Л. 101: "Мы с Юлией Николаевной занимались языками. Она мне преподавала английский, я ей немецкий язык. <...> Раз в десять дней засовы "кормушки" открывались, и появлялась голова "чернокнижника"... Он записывал, какие книги мы хотим получить из тюремной библиотеки. На четверых нам положено было получить четыре книги на десять дней. На следующий день он приносил заказанное и уносил прочитанное. Наверное, книги были из конфиската, не помню, чтобы в чем-либо был отказ. За шестнадцать месяцев сидения в тюрьме я прочла, наверное, столько, сколько не могла прочитать за всю предыдущую жизнь".
Л. 102: "Каждому выдавались: алюминиевые миска, кружка и ложка. Питание было трехразовое. Утром мы получали по два куска сахара, 400 грамм тяжелого липкого, как глина, черного хлеба и сухую недоваренную синеватую перловую кашу. В кружку каждому наливали кипяток желтого цвета. Все это давалось через кормушку.
На обед был суп, чаще всего сваренный из отходов колбасного производства. Он был жирный, заправленный той же перловой крупой, часто с хлопьями капустных отходов, похожими на скользкие, черные лоскуты. Вечером опять каша и "чай".
Иногда неожиданно в тюрьме ощущалось какое-то послабление режима. Была такая поговорка в ходу: "Это было при Попове". Но когда был этот добрый начальник тюрьмы, никто не знал. <...> В такой день вместо ненавистной перловки мы получали гороховую кашу. Это был праздник, наверное, на всю тюрьму. За мои шестнадцать тюремных месяца это было всего несколько раз. <...>
И еще радость: каждые десять дней баня. <...> ...баня была для каждой камеры отдельно. После мытья мы могли в присутствии надсмотрщицы остричь ногти на руках и ногах, для этого нам выдавались ножницы. После (Л. 103) бани выдавалось чистое белье, а раз в месяц меняли постельное белье. У каждого были две простыни, солдатское одеяло и неизвестно чем набитая подушка.

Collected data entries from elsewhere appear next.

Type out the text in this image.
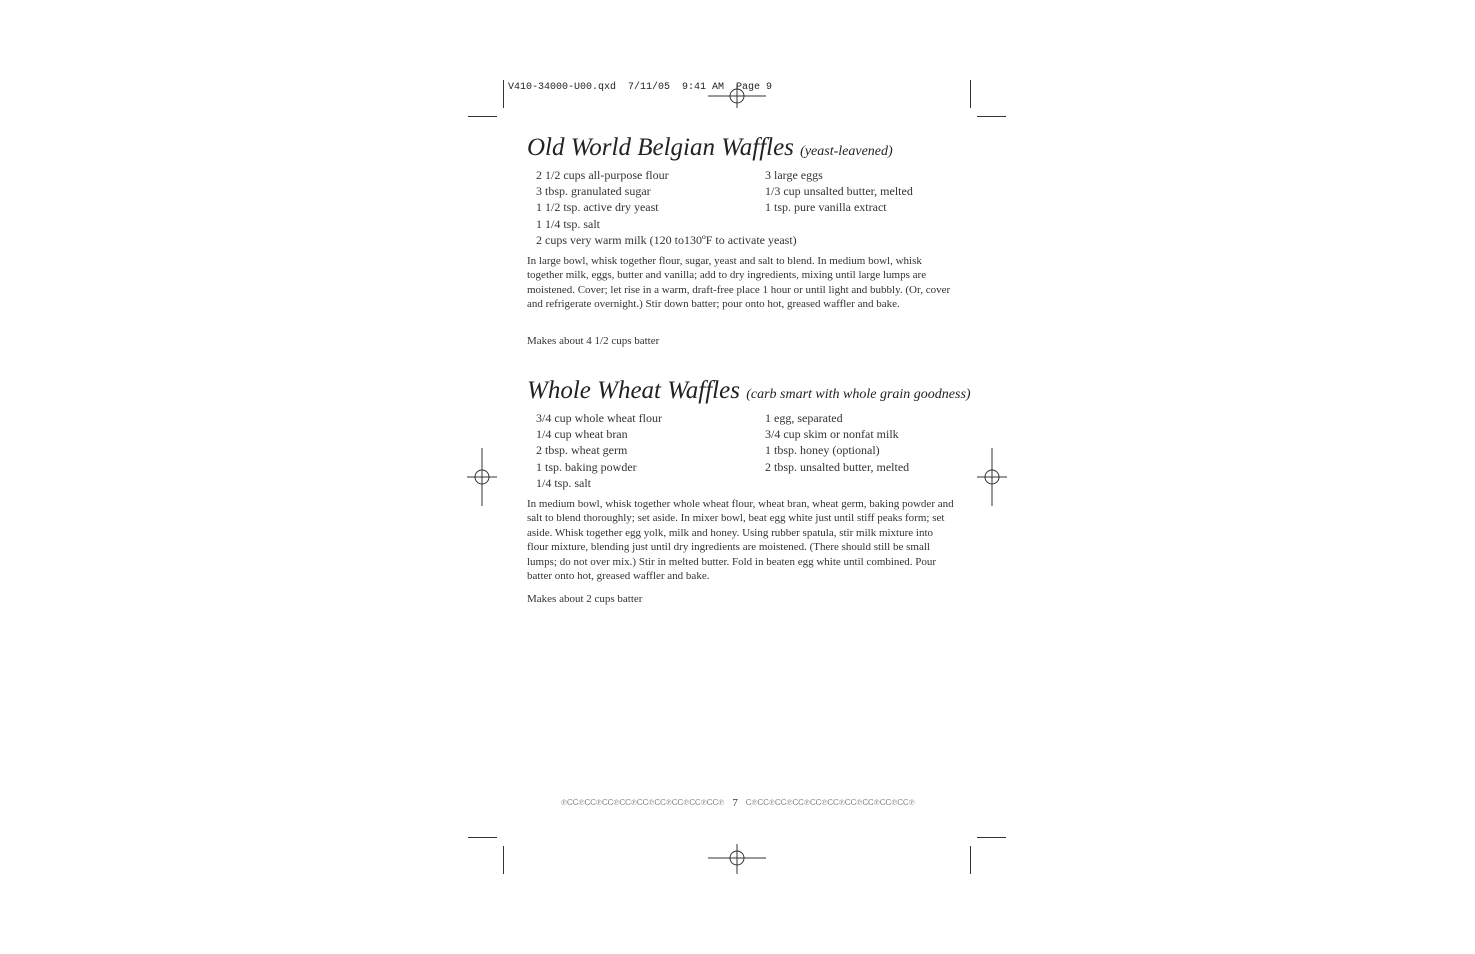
V410-34000-U00.qxd  7/11/05  9:41 AM  Page 9
Old World Belgian Waffles (yeast-leavened)
2 1/2 cups all-purpose flour
3 tbsp. granulated sugar
1 1/2 tsp. active dry yeast
1 1/4 tsp. salt
2 cups very warm milk (120 to130ºF to activate yeast)
3 large eggs
1/3 cup unsalted butter, melted
1 tsp. pure vanilla extract

In large bowl, whisk together flour, sugar, yeast and salt to blend. In medium bowl, whisk together milk, eggs, butter and vanilla; add to dry ingredients, mixing until large lumps are moistened. Cover; let rise in a warm, draft-free place 1 hour or until light and bubbly. (Or, cover and refrigerate overnight.) Stir down batter; pour onto hot, greased waffler and bake.

Makes about 4 1/2 cups batter

Whole Wheat Waffles (carb smart with whole grain goodness)
3/4 cup whole wheat flour
1/4 cup wheat bran
2 tbsp. wheat germ
1 tsp. baking powder
1/4 tsp. salt
1 egg, separated
3/4 cup skim or nonfat milk
1 tbsp. honey (optional)
2 tbsp. unsalted butter, melted

In medium bowl, whisk together whole wheat flour, wheat bran, wheat germ, baking powder and salt to blend thoroughly; set aside. In mixer bowl, beat egg white just until stiff peaks form; set aside. Whisk together egg yolk, milk and honey. Using rubber spatula, stir milk mixture into flour mixture, blending just until dry ingredients are moistened. (There should still be small lumps; do not over mix.) Stir in melted butter. Fold in beaten egg white until combined. Pour batter onto hot, greased waffler and bake.

Makes about 2 cups batter

℗ᏟᏟ℗ᏟᏟ℗ᏟᏟ℗ᏟᏟ℗ᏟᏟ℗ᏟᏟ℗ᏟᏟ℗ᏟᏟ℗ᏟᏟ℗ 7 Ꮯ℗ᏟᏟ℗ᏟᏟ℗ᏟᏟ℗ᏟᏟ℗ᏟᏟ℗ᏟᏟ℗ᏟᏟ℗ᏟᏟ℗ᏟᏟ℗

Перед баней нам приносили ведро горячей воды, мочалку и мыло, и мы мыли сначала наши земляного цвета стены, а затем цементный пол камеры. В тюрьме строго соблюдалась чистота. Наверное, боялись инфекции.
Пока мы мылись в бане, в камере производился "шмон". <...> Один раз у меня под подушкой нашли обмылок, на котором спичкой было нацарапано с одной стороны "Наташа", - с другой "Сережа". Мне объявили, что за это мне полагается карцер".
Л. 103: "Каждый вечер производилась "поверка": входил дежурный коридорный надзиратель с журналом. Он не имел права называть наши фамилии (не дай бог ошибется, и мы узнаем, кто сидит рядом). <...> Приход коридорного был для нас каким-то событием, ведь в камере появлялся мужчина, и это оживляло наше женское общество..."
Л. 114: "...я ежедневно, кроме положенной прогулки, проходила по камере 4 километра. Не меньше! Такое мы давали себе задание и выполняли его неукоснительно. Мы измерили длину камеры от двери до окна и вычислили число "проходок" туда-сюда, чтобы получилось четыре километра. Чтобы не сбиться со счета во время ходьбы, мы в одну руку брали все пятьдесят спичек из коробки и каждый раз при повороте от двери к окну перекладывали одну спичку в другую руку. И так, пока не окажутся все пятьдесят спичек в другой руке. Затем шагаешь дальше, снова перекладывая спички, пока не будет выполнена норма".